Last month, we reported that Cong. Tim Griffin (R-Little Rock) called into question the U.S. Air Force’s award of a contract to a foreign competitor of U.S.-based Hawker Beechcraft.
The Air Force has backed off the decision and delayed its award pending an investigation.
Griffin, who sits on the House Armed Services Committee and represents a district that includes a major Hawker Beechcraft operation, said the Air Force Command was taking a step in the right direction with its review of the awarded contract.
“As I said back in January, the Administration’s decision was puzzling – first excluding American-owned Hawker Beechcraft and then awarding the LAS [Light Air Support] aircraft contract to Brazilian-owned Embraer S.A. Hawker Beechcraft is a trusted supplier to the U.S. military and a leader in Arkansas’s aerospace industry,” Griffin said. “The Secretary of the Air Force’s plan to review the circumstances surrounding the LAS contract award is the right decision. I will be very interested in reviewing the findings of the investigation because we must spend precious taxpayer dollars wisely and do what is best for our national security. Also, the Air Force’s reversal could potentially mean new jobs for central Arkansas.”

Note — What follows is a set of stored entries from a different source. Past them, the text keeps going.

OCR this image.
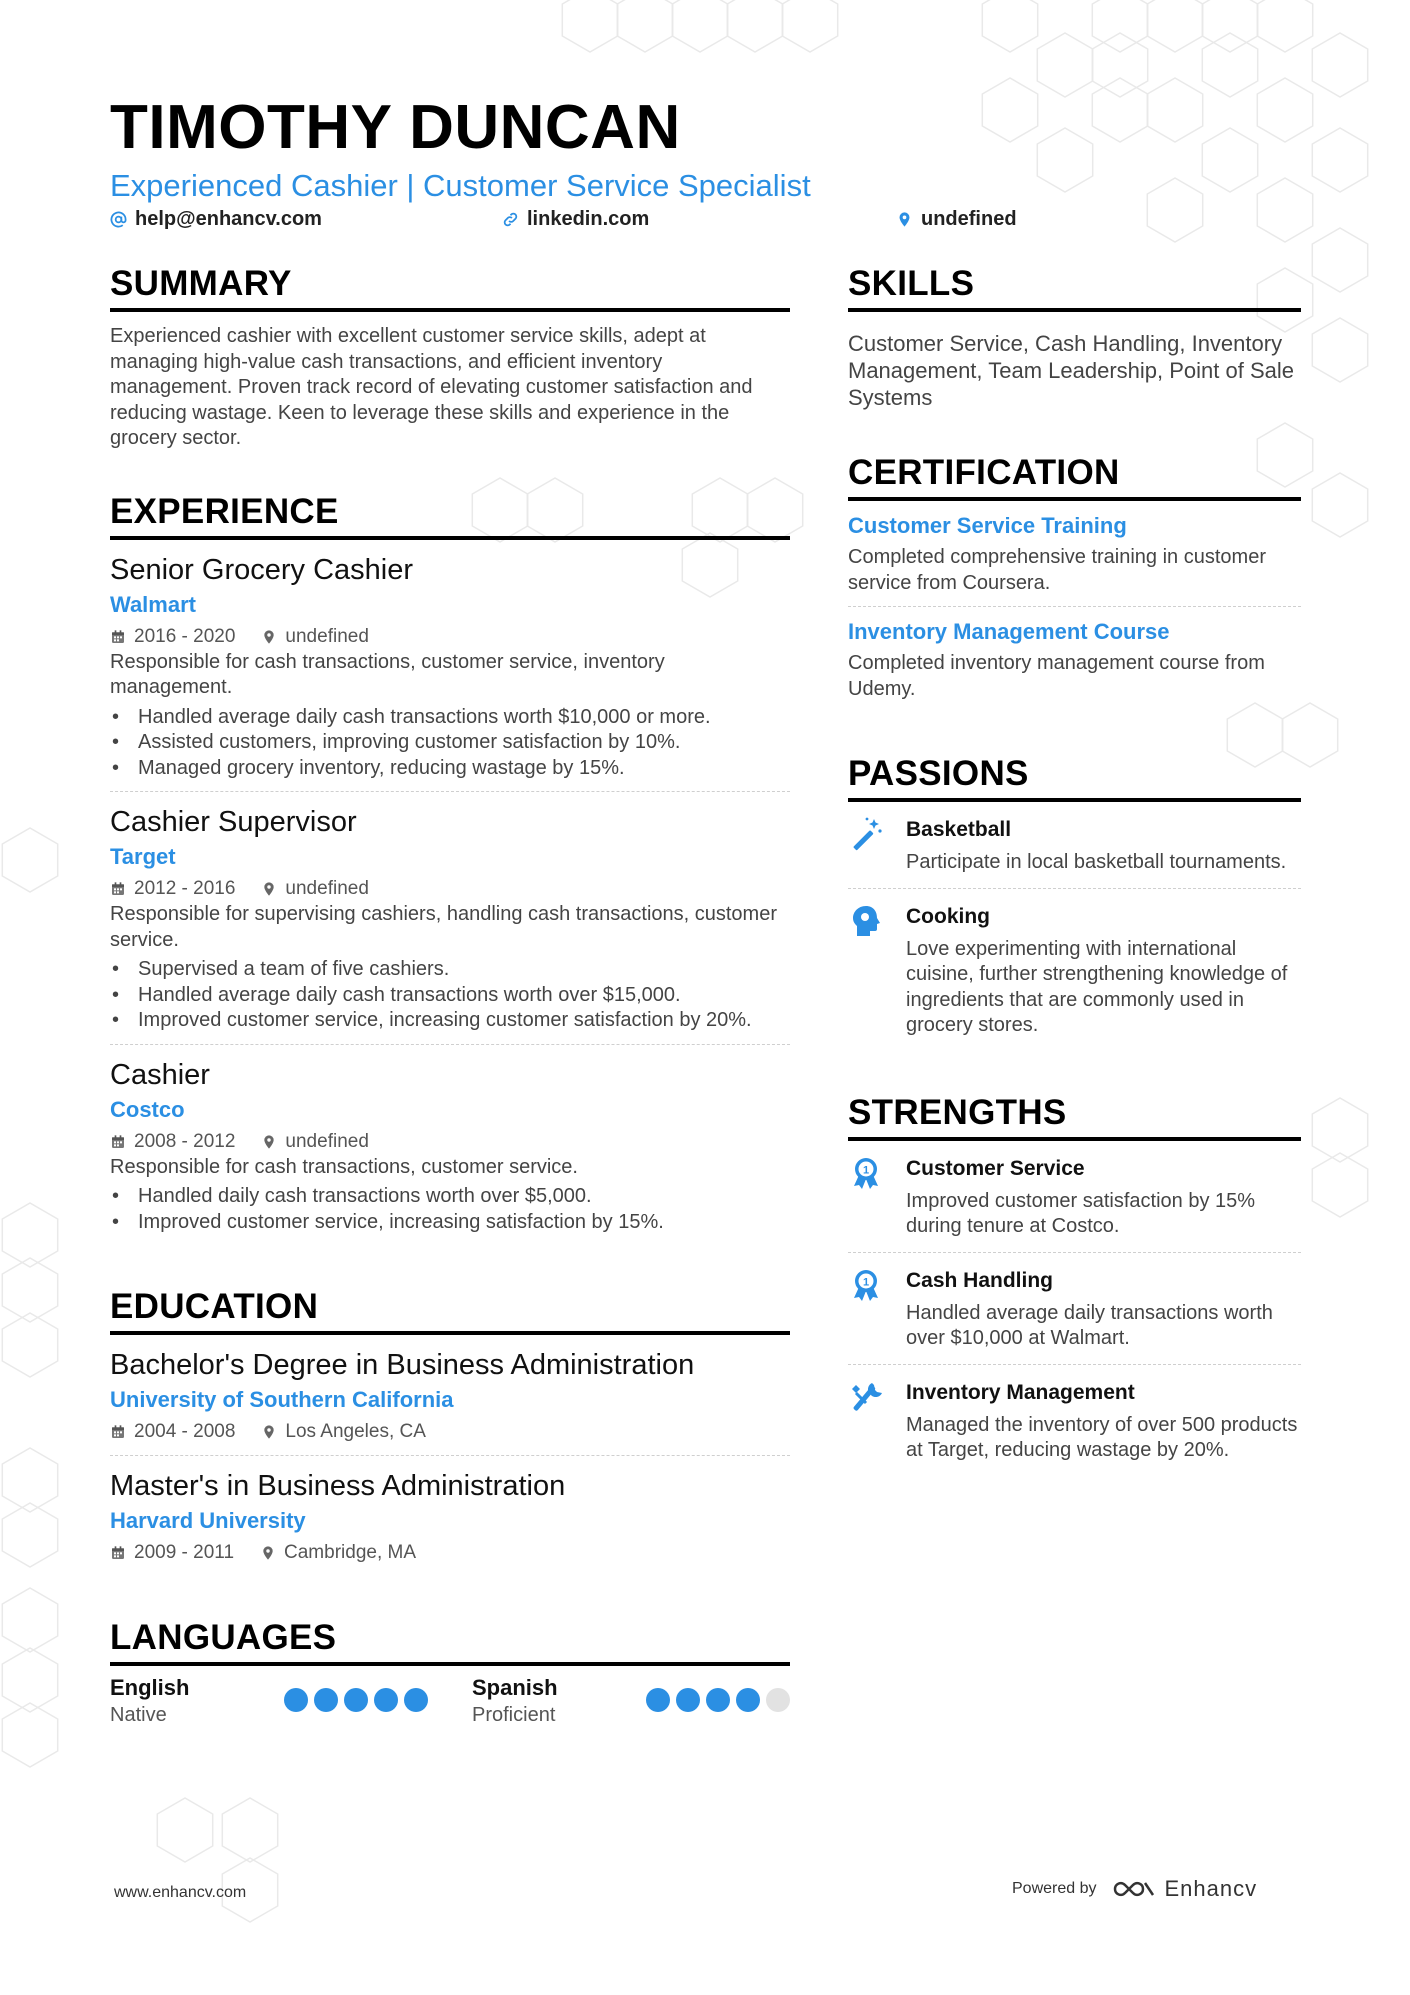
TIMOTHY DUNCAN

Experienced Cashier | Customer Service Specialist

help@enhancv.com	linkedin.com	undefined
SUMMARY

Experienced cashier with excellent customer service skills, adept at managing high-value cash transactions, and efficient inventory management. Proven track record of elevating customer satisfaction and reducing wastage. Keen to leverage these skills and experience in the grocery sector.

EXPERIENCE

Senior Grocery Cashier

Walmart

2016 - 2020	undefined

Responsible for cash transactions, customer service, inventory management.

• Handled average daily cash transactions worth $10,000 or more.
• Assisted customers, improving customer satisfaction by 10%.
• Managed grocery inventory, reducing wastage by 15%.

Cashier Supervisor

Target

2012 - 2016	undefined

Responsible for supervising cashiers, handling cash transactions, customer service.

• Supervised a team of five cashiers.
• Handled average daily cash transactions worth over $15,000.
• Improved customer service, increasing customer satisfaction by 20%.

Cashier

Costco

2008 - 2012	undefined

Responsible for cash transactions, customer service.

• Handled daily cash transactions worth over $5,000.
• Improved customer service, increasing satisfaction by 15%.
EDUCATION

Bachelor's Degree in Business Administration

University of Southern California

2004 - 2008	Los Angeles, CA

Master's in Business Administration

Harvard University

2009 - 2011	Cambridge, MA
LANGUAGES
English
Native
Spanish
Proficient
SKILLS

Customer Service, Cash Handling, Inventory Management, Team Leadership, Point of Sale Systems

CERTIFICATION

Customer Service Training

Completed comprehensive training in customer service from Coursera.

Inventory Management Course

Completed inventory management course from Udemy.

PASSIONS

Basketball

Participate in local basketball tournaments.

Cooking

Love experimenting with international cuisine, further strengthening knowledge of ingredients that are commonly used in grocery stores.

STRENGTHS
1 Customer Service

Improved customer satisfaction by 15% during tenure at Costco.

1 Cash Handling

Handled average daily transactions worth over $10,000 at Walmart.

Inventory Management

Managed the inventory of over 500 products at Target, reducing wastage by 20%.

www.enhancv.com	Powered by	Enhancv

In January, officials from Hawker Beechcraft-partner said they would have hired 25 new employees for their Sherwood, Arkansas office had they won the LAS contact.
Griffin had written a letter to Michael B. Donley, Secretary of the Air Force, asking him to explain why the previous decision. Today, Griffin revealed part of the response he received from Donley.
“While we pursue perfection, we sometimes fall short, and when we do we will take corrective action. Since the acquisition is still in litigation, I can only say that the Air Force Senior Acquisition Executive is not satisfied with the quality of the documentation supporting the award decision,” Donley wrote.
Additionally, General Donald Hoffman, commander of Air Force Materiel Command, has initiated a Commander Directed Investigation into the matter, according to Griffin.